Im trying to define a couple of interface to refactor some code and I'm getting a problem where Go is not letting me assign functions to variables. This is the set up

main.go

    type Gettable interface {
        Get() int64
    }

    type MyFunction func(int64) (Gettable, error)

    func main() {

        var f MyFunction
        f = sub.TestFn2
        a, _ := f(1)
        fmt.Println(a)
    }

main/sub

package sub

type MyStruct struct {
    Val int64
}

func (v MyStruct) Get() int64 {
    return v.Val
}

func TestFn2(a int64) (MyStruct, error) {
    return MyStruct{a}, nil
}

I'm trying to define a generic function type, and in the sub package create the concrete functions

and ideally i want to store the functions in a map and call them with something like

FnMap["fnName"]()

I'm not there yet,

im getting an error saying

/topics.go:27:4: cannot use sub.TestFn2 (type func(int64) (sub.MyStruct, error)) as type MyFunction in assignment

but MyStruct clearly implements the interface Gettable

This error occurs because of signature don't match. You code shared is:

//shared code
//---------------------------------------------
type Gettable interface {
    Get() int64
}
type MyFunction func(int64) (Gettable, error)

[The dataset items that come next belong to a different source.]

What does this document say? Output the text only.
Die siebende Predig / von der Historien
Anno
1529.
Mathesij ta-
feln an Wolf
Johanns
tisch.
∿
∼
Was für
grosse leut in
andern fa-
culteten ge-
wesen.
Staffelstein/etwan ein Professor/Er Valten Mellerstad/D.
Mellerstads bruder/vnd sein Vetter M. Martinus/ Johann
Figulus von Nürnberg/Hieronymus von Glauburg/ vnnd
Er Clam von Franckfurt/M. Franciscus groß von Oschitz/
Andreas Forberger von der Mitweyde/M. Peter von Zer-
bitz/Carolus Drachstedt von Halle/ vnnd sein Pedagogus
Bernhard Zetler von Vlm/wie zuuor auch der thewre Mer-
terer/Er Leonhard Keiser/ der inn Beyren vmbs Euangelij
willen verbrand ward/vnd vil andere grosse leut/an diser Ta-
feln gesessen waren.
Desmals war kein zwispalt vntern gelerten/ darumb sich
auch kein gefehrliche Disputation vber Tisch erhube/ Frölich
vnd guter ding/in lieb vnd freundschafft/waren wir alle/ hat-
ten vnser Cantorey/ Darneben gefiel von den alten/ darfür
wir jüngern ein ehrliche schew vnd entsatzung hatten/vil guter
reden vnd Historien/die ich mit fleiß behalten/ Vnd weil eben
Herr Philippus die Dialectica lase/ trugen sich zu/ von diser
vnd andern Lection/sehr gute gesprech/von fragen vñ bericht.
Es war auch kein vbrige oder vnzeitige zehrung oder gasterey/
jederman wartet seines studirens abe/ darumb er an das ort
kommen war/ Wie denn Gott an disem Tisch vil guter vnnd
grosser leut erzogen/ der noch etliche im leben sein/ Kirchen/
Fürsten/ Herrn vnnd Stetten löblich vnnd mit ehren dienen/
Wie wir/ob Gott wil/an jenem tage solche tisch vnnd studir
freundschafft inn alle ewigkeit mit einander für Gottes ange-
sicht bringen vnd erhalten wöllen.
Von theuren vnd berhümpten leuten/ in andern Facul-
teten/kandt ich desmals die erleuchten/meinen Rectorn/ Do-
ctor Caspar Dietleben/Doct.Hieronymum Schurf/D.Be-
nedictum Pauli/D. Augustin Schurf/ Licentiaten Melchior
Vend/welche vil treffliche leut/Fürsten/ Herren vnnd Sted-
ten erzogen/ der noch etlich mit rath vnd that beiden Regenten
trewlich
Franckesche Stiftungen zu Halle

So you need replace MyStruct by Gettable.

//main/sub
//---------------------------------------------
type MyStruct struct {
    Val int64
}

func (v MyStruct) Get() int64 {
    return v.Val
}

//this signature of TestFn2 is different of MyStruct
//-[TestFn2] func (a int64) (MyStruct, error)
//-[MyFunction] func(int64) (Gettable, error)
func TestFn2(a int64) (Gettable, error) {//<-- replace by Gettable here
    return MyStruct{a}, nil
}

Running your code:

//main.go
//---------------------------------------------

func main() {
        var f MyFunction
        f = TestFn2
        a, _ := f(1)
        fmt.Println(a)
}   

Result is:

{1}

See in playground: https://play.golang.org/p/sRsXix8E_83

As per the Go's assignability rules a function f is assignable to a variable v only if the variable's type T exactly matches the f's signature.

The ability to assign a more specific type in some other languages called "covariance", and Go's type system does not have it.